Le président russe n’est certainement pas tout seul

Juin/Charlie Hebdo (02/03/2022)

Les commentateurs bon clients de plateaux télévisés reprennent d’une seule voix que le président russe Vladimir Poutine serait l’unique responsable de la guerre en cours déclenchée par la Russie contre l’Ukraine. Certes il est le premier responsable puisqu’il est le grand chef mais il semble assez peu probable que le président ait pu prendre le chemin de la guerre sans l’étroite participation de son entourage, voire sans le soutien d’une bonne partie de la population russe biberonnée au nationalisme depuis des décennies. On se souvient d’ailleurs que lors de l’annexion de la Crimée par Moscou en 2014 la cote de popularité de Poutine avait connu un fort regain tant cette reconquête territoriale a semblé assez naturelle pour nombre de citoyens. Les sondages russes ne sont sans doute pas des modèles du genre mais il est probable qu’ils reposent sur une certaine réalité. Il n’est pas exclu qu’une partie de la population russe ne soit pas fondamentalement en désaccord avec l’idée d’un retour de l’Ukraine sous tutelle russe. Le complexe militaro-industriel doit certainement aussi approuver ce concept.

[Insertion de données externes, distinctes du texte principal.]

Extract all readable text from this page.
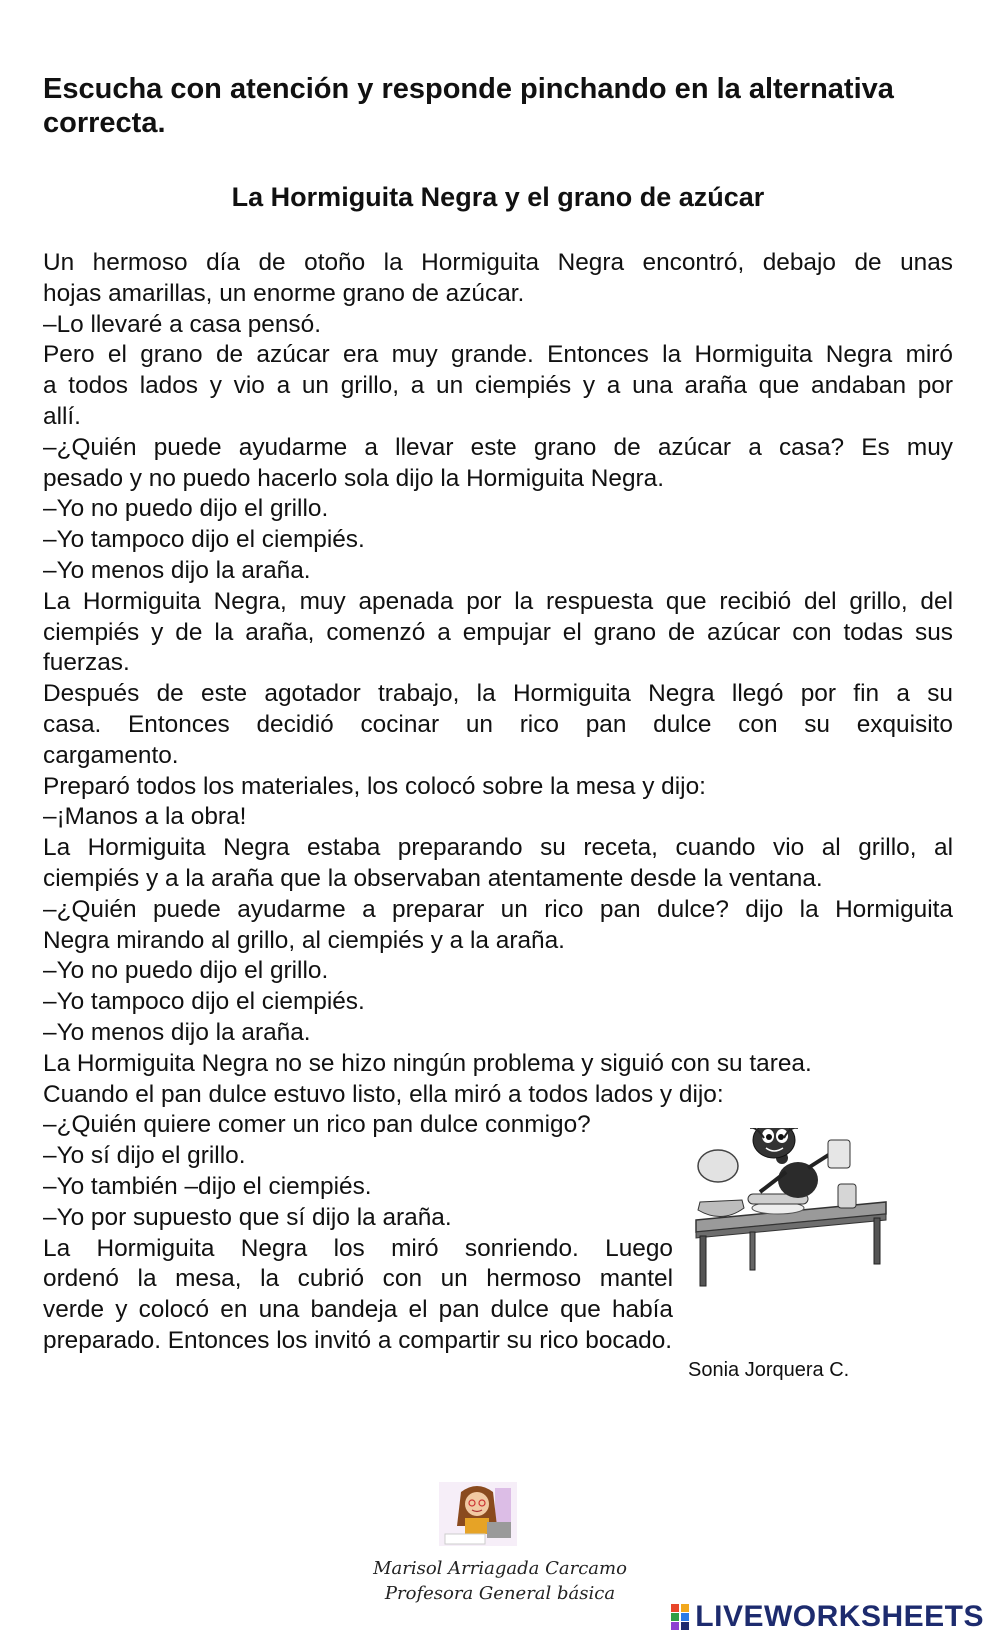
Escucha con atención y responde pinchando en la alternativa correcta.
La Hormiguita Negra y el grano de azúcar
Un hermoso día de otoño la Hormiguita Negra encontró, debajo de unas
hojas amarillas, un enorme grano de azúcar.
–Lo llevaré a casa pensó.
Pero el grano de azúcar era muy grande. Entonces la Hormiguita Negra miró
a todos lados y vio a un grillo, a un ciempiés y a una araña que andaban por
allí.
–¿Quién puede ayudarme a llevar este grano de azúcar a casa? Es muy
pesado y no puedo hacerlo sola dijo la Hormiguita Negra.
–Yo no puedo dijo el grillo.
–Yo tampoco dijo el ciempiés.
–Yo menos dijo la araña.
La Hormiguita Negra, muy apenada por la respuesta que recibió del grillo, del
ciempiés y de la araña, comenzó a empujar el grano de azúcar con todas sus
fuerzas.
Después de este agotador trabajo, la Hormiguita Negra llegó por fin a su
casa. Entonces decidió cocinar un rico pan dulce con su exquisito
cargamento.
Preparó todos los materiales, los colocó sobre la mesa y dijo:
–¡Manos a la obra!
La Hormiguita Negra estaba preparando su receta, cuando vio al grillo, al
ciempiés y a la araña que la observaban atentamente desde la ventana.
–¿Quién puede ayudarme a preparar un rico pan dulce? dijo la Hormiguita
Negra mirando al grillo, al ciempiés y a la araña.
–Yo no puedo dijo el grillo.
–Yo tampoco dijo el ciempiés.
–Yo menos dijo la araña.
La Hormiguita Negra no se hizo ningún problema y siguió con su tarea.
Cuando el pan dulce estuvo listo, ella miró a todos lados y dijo:
–¿Quién quiere comer un rico pan dulce conmigo?
–Yo sí dijo el grillo.
–Yo también –dijo el ciempiés.
–Yo por supuesto que sí dijo la araña.
La Hormiguita Negra los miró sonriendo. Luego
ordenó la mesa, la cubrió con un hermoso mantel
verde y colocó en una bandeja el pan dulce que había
preparado. Entonces los invitó a compartir su rico bocado.
Sonia Jorquera C.
Marisol Arriagada Carcamo
Profesora General básica
LIVEWORKSHEETS
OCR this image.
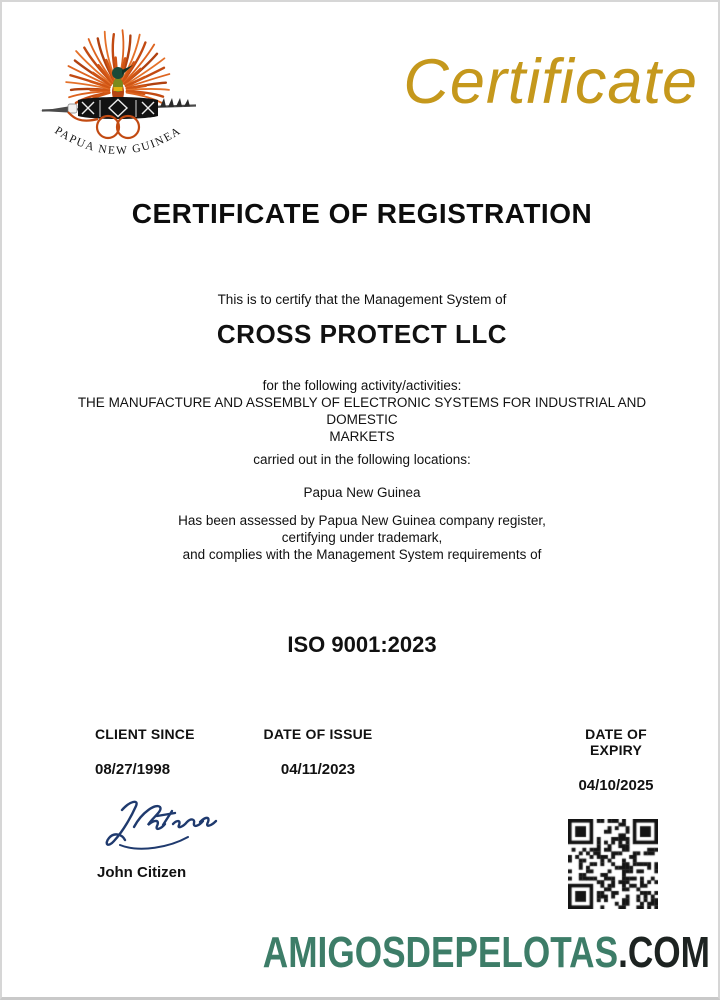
PAPUA NEW GUINEA
Certificate
CERTIFICATE OF REGISTRATION
This is to certify that the Management System of
CROSS PROTECT LLC
for the following activity/activities:
THE MANUFACTURE AND ASSEMBLY OF ELECTRONIC SYSTEMS FOR INDUSTRIAL AND
DOMESTIC
MARKETS
carried out in the following locations:
Papua New Guinea
Has been assessed by Papua New Guinea company register,
certifying under trademark,
and complies with the Management System requirements of
ISO 9001:2023
CLIENT SINCE
08/27/1998
DATE OF ISSUE
04/11/2023
DATE OF EXPIRY
04/10/2025
John Citizen
AMIGOSDEPELOTAS.COM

Cette guerre ne semble pas la meilleure décision prise récemment par la Russie mais seule l’Histoire dira si elle aura servi ses intérêts ou pas. La réponse n’est pas aussi évidente que ce qu’on en dit au Café du Commerce. Il faut encore attendre pour en connaître le dénouement. Et même si le président Poutine était déchu de son poste dans la tourmente, il est probable qu’il serait remplacé par un clone. Il faut bien l’admettre, malgré Chostakovitch, Dostoïevski et Soljenitsyne, la Russie n’aime pas l’occident comme elle le confirme dans ses actes depuis des siècles. Il y a assez peu de raisons logiques d’imaginer que cette situation puisse changer un jour, que le Kremlin soit occupé par Poutine ou par un autre. Il faudra en tenir compte une fois cette tragédie guerrière terminée : nous ne sommes pas amis et nous avons des conceptions opposées sur quasiment tout : l’organisation de nos sociétés, le corpus de valeurs qui les fondent, l’analyse du passé, la vision de l’avenir… Mais nous pouvons nous parler, faire du business ensemble, simplement la Russie n’a jamais changé sa méthode qui est plutôt du genre dure et sauvage. L’Occident s’est illusionné sur la compatibilité de ce pays avec l’Europe, c’était un leurre. Le mérite de la guerre en cours sera probablement de remettre les pendules à l’heure en attendant le prochain ramollissement occidental.